夕阳透过窗户将整个屋子照成橘黄色,敷落两日未回,沈玉川就浑浑噩噩烧了两日。
就连沈墨珩为他擦洗身体,也浑然不知。
“师尊,师叔的药煎好了。”
被紧急从崇明山叫来的褚楚端着药进来,看着守在床边一刻不敢放松的师尊,跟无声无息昏睡着任人摆布的师叔,心底一阵说不上来的难受。
“拿来给我。”
沈墨珩淡淡说着,已将人小心扶抱在怀里,先是握紧他冰凉的手暖了暖,而后轻轻托起他的脖颈枕到自己肩膀上,纵使对于喂药已经再熟悉不过,也还是担心昏迷状态下会不小心呛到他。

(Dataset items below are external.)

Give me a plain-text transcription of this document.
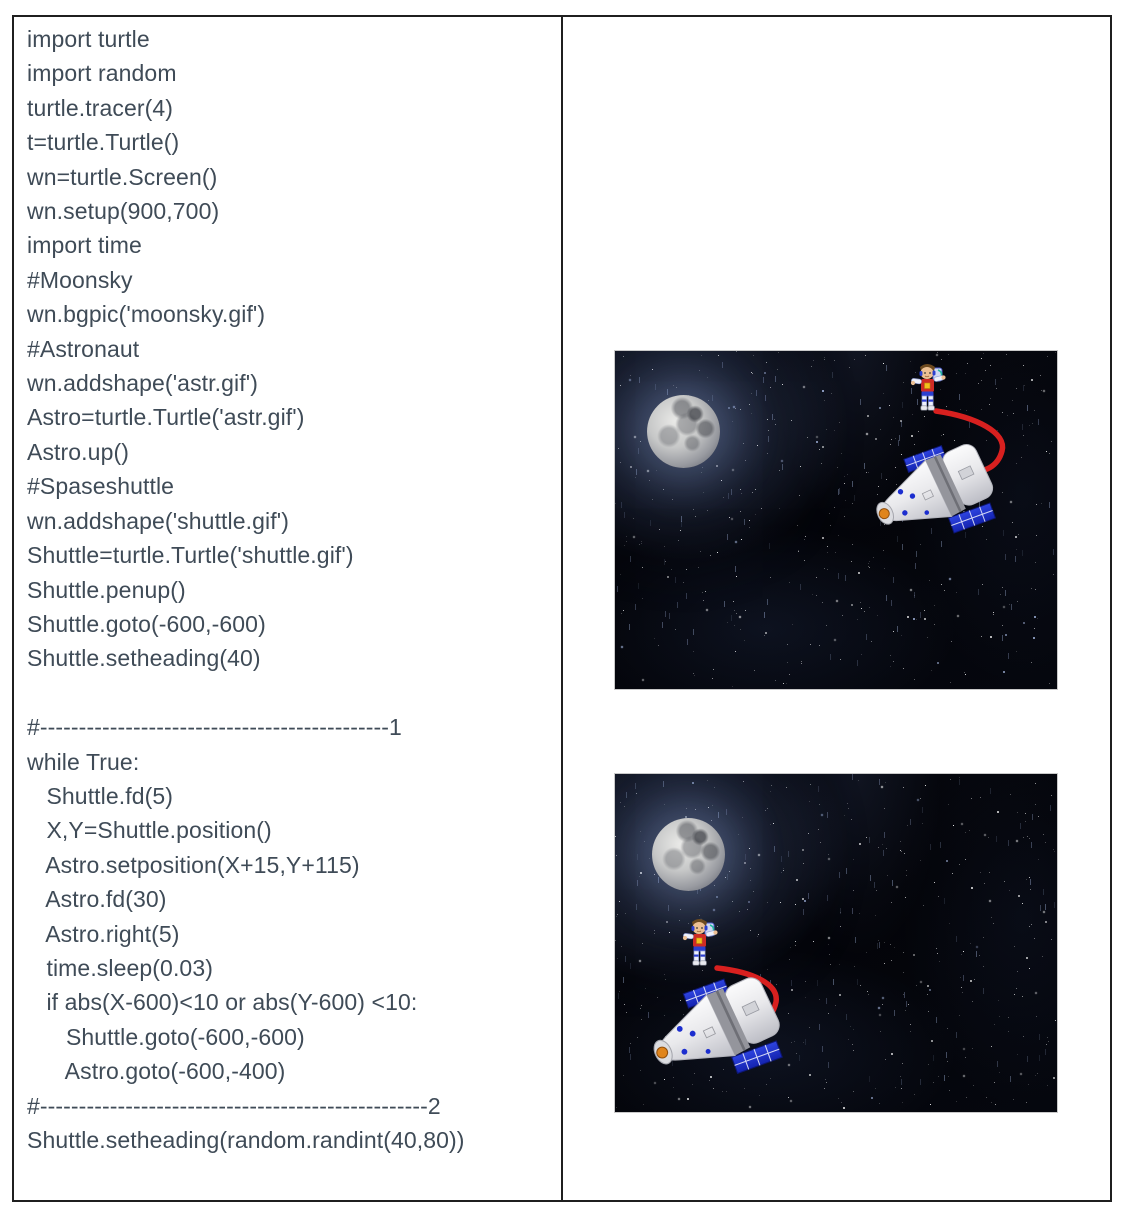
import turtle
import random
turtle.tracer(4)
t=turtle.Turtle()
wn=turtle.Screen()
wn.setup(900,700)
import time
#Moonsky
wn.bgpic('moonsky.gif')
#Astronaut
wn.addshape('astr.gif')
Astro=turtle.Turtle('astr.gif')
Astro.up()
#Spaseshuttle
wn.addshape('shuttle.gif')
Shuttle=turtle.Turtle('shuttle.gif')
Shuttle.penup()
Shuttle.goto(-600,-600)
Shuttle.setheading(40)

#---------------------------------------------1
while True:
Shuttle.fd(5)
X,Y=Shuttle.position()
Astro.setposition(X+15,Y+115)
Astro.fd(30)
Astro.right(5)
time.sleep(0.03)
if abs(X-600)<10 or abs(Y-600) <10:
Shuttle.goto(-600,-600)
Astro.goto(-600,-400)
#--------------------------------------------------2
Shuttle.setheading(random.randint(40,80))
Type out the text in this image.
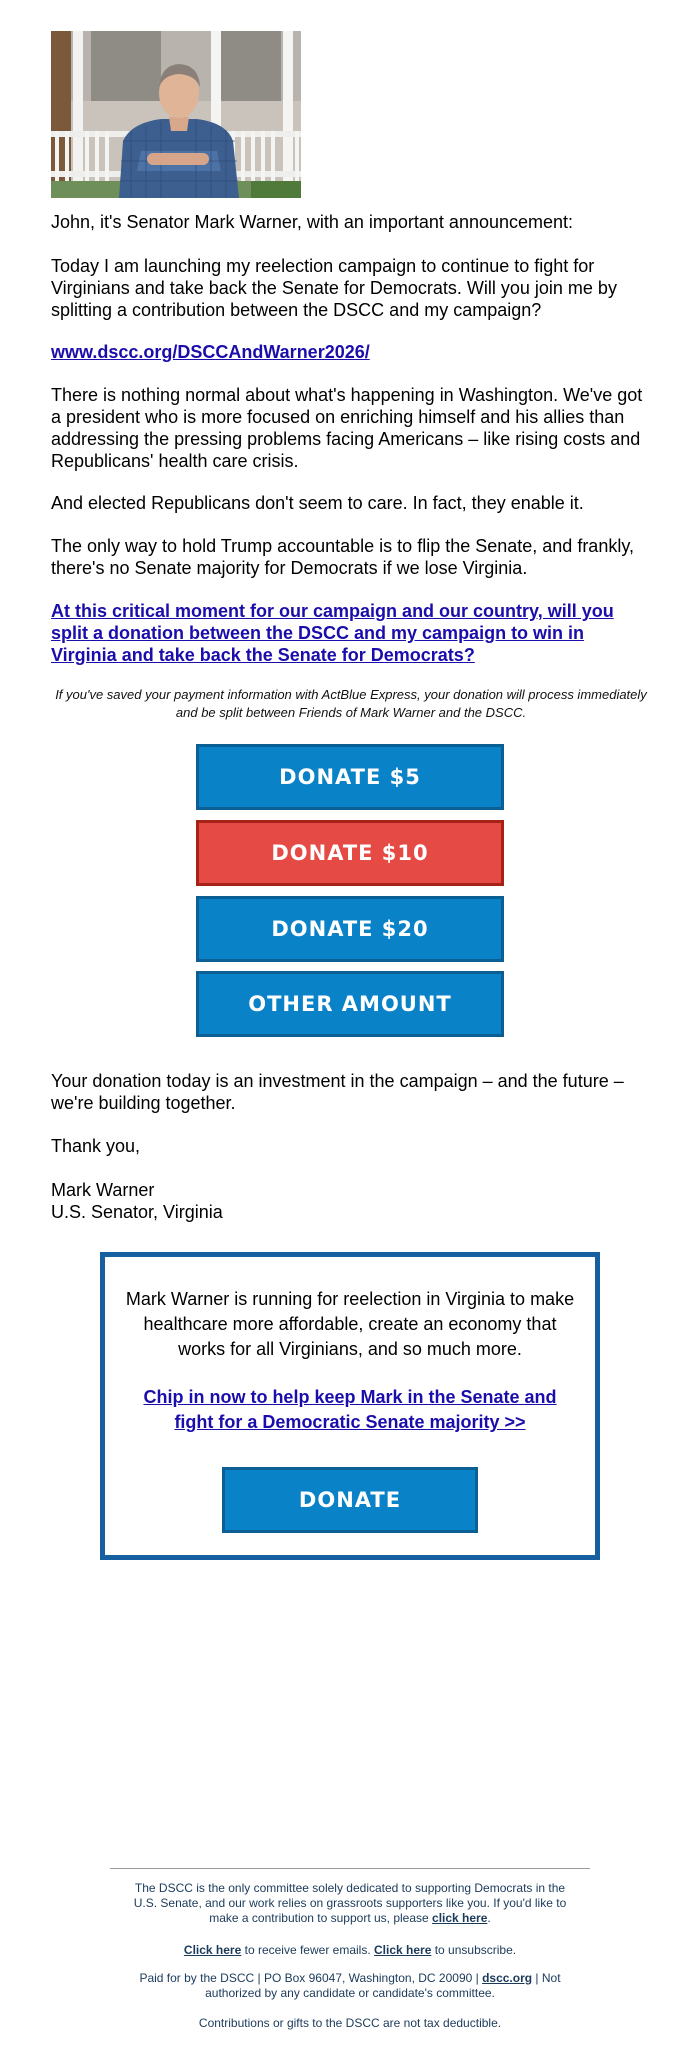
John, it's Senator Mark Warner, with an important announcement:

Today I am launching my reelection campaign to continue to fight for Virginians and take back the Senate for Democrats. Will you join me by splitting a contribution between the DSCC and my campaign?

www.dscc.org/DSCCAndWarner2026/

There is nothing normal about what's happening in Washington. We've got a president who is more focused on enriching himself and his allies than addressing the pressing problems facing Americans – like rising costs and Republicans' health care crisis.

And elected Republicans don't seem to care. In fact, they enable it.

The only way to hold Trump accountable is to flip the Senate, and frankly, there's no Senate majority for Democrats if we lose Virginia.

At this critical moment for our campaign and our country, will you split a donation between the DSCC and my campaign to win in Virginia and take back the Senate for Democrats?

If you've saved your payment information with ActBlue Express, your donation will process immediately and be split between Friends of Mark Warner and the DSCC.
DONATE $5
DONATE $10
DONATE $20
OTHER AMOUNT

Your donation today is an investment in the campaign – and the future – we're building together.

Thank you,

Mark Warner

U.S. Senator, Virginia

Mark Warner is running for reelection in Virginia to make healthcare more affordable, create an economy that works for all Virginians, and so much more.

Chip in now to help keep Mark in the Senate and fight for a Democratic Senate majority >>
DONATE

The DSCC is the only committee solely dedicated to supporting Democrats in the U.S. Senate, and our work relies on grassroots supporters like you. If you'd like to make a contribution to support us, please click here.

Click here to receive fewer emails. Click here to unsubscribe.

Paid for by the DSCC | PO Box 96047, Washington, DC 20090 | dscc.org | Not authorized by any candidate or candidate's committee.

Contributions or gifts to the DSCC are not tax deductible.
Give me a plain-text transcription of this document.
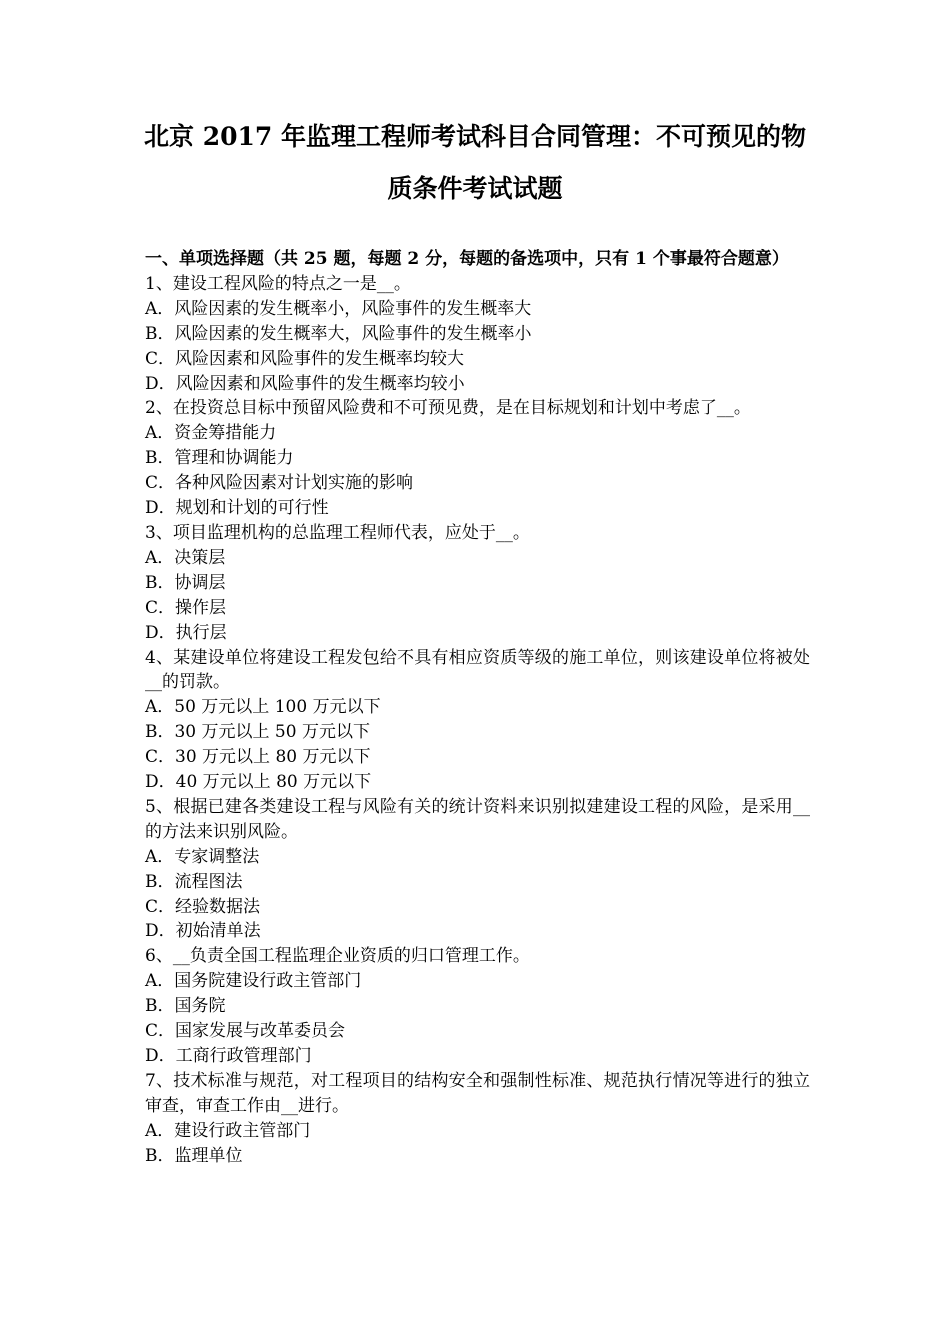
北京 2017 年监理工程师考试科目合同管理：不可预见的物
质条件考试试题

一、单项选择题（共 25 题，每题 2 分，每题的备选项中，只有 1 个事最符合题意）

1、建设工程风险的特点之一是__。

A．风险因素的发生概率小，风险事件的发生概率大

B．风险因素的发生概率大，风险事件的发生概率小

C．风险因素和风险事件的发生概率均较大

D．风险因素和风险事件的发生概率均较小

2、在投资总目标中预留风险费和不可预见费，是在目标规划和计划中考虑了__。

A．资金筹措能力

B．管理和协调能力

C．各种风险因素对计划实施的影响

D．规划和计划的可行性

3、项目监理机构的总监理工程师代表，应处于__。

A．决策层

B．协调层

C．操作层

D．执行层

4、某建设单位将建设工程发包给不具有相应资质等级的施工单位，则该建设单位将被处__的罚款。

A．50 万元以上 100 万元以下

B．30 万元以上 50 万元以下

C．30 万元以上 80 万元以下

D．40 万元以上 80 万元以下

5、根据已建各类建设工程与风险有关的统计资料来识别拟建建设工程的风险，是采用__的方法来识别风险。

A．专家调整法

B．流程图法

C．经验数据法

D．初始清单法

6、__负责全国工程监理企业资质的归口管理工作。

A．国务院建设行政主管部门

B．国务院

C．国家发展与改革委员会

D．工商行政管理部门

7、技术标准与规范，对工程项目的结构安全和强制性标准、规范执行情况等进行的独立审查，审查工作由__进行。

A．建设行政主管部门

B．监理单位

褚楚恭敬将一手大的青玉碗呈上,抬头正对上师尊青色的胡茬,随着视线抬高,两道深深的黑眼圈撞入他的眼里。
“师尊,这里有弟子守着,您去休息下吧。”
不到万不得已,师尊不会召他过来,想必是没办法了。
经过他的诊断,师叔这是劳累过度、心绪不宁所致的发热,原本热散了便好,但他身体过于虚弱,又加上之前大量服用药物毁了身子,才迟迟不见好转。
“不用。”
沈墨珩浅浅喂了一勺药在沈玉川嘴里,只是看似简单实则并没那么顺利。
没有意识不知吞咽,即便勺子将药送到舌根,也顺着嘴角流了出来。
沈墨珩手忙脚乱帮他擦拭。
褚楚时刻关注师叔的状态,见他面色苍白暗灰实在憔悴的不像样,当下觉得这病拖不得:“玉川师叔这般病情反复,还是早日回云起宫让司药看顾着好,耽误下去怕是会越来越严重。”
沈墨珩何尝不想带他走,只是一直不愿违抗他的意愿。
心头烦躁不是滋味道:“你师叔他惦记着那只妖,又怎会安心回去?强迫他回去,醒来必会不满。”
“如果师姐也回去就好了。”
“你没听说吗?你师姐是上古的魔尊,她与天帝之间不清不楚,不可能再回天界了。”
沈墨珩很讨厌提起这些破事。
“确实有风声这么传,那师叔他知道吗?听说……师叔以前是师姐的侧君。”
褚楚的声音越说越弱,更难听的传言他不敢说,但自从接触到应龙族后,又不得不承认师叔大有可能是师姐的男宠。
沈墨珩脸沉了下去:“他不知道敷落的身份,从前的事过去就算了,不必再传到他耳朵里!”
“是,弟子紧遵教诲。”
周而复始好几次,沈墨珩这辈子耐心都用光了,才堪堪喝下去不到半碗的量。
一直被迫捏着下颌张着嘴,沈玉川呼吸不畅,面部止不住的发颤。
“嗬呃……”
又是一碗药灌来,他难受的止不住的摆头抗拒,皱着眉头发出微弱的闷哼。
“好了好了,哥哥不喂了。”
被子被蹬开一角,露出白皙无力的脚趾,而后断断续续发出重而促的呼吸声。
“你可以听到哥哥声音对不对?药太苦了,都是哥哥不好。”
怕他挣扎掉身上的银针,沈墨珩将碗丢下,好一阵安抚后,抬手化出一小片青叶。
“这个味道最好了,稍微含一会儿,不许咽下去。”
让他将青叶含在口中,无意间带出长长的涎液,又仔细为他擦拭干净。在沈玉川面前,狠绝无情的厌辞宗主立刻化身心思细腻的小绵羊。
只要他能安好的活着。
沈墨珩照顾他,一点也不觉得麻烦。刚要扶他躺下,突然被一阵剧烈的呕吐,吓的再次慌了神。
“咳咳……嗬……咳……”
褚楚拿痰盂的功夫,沈玉川趴在沈墨珩腿上,呛咳着吐出不少药汁。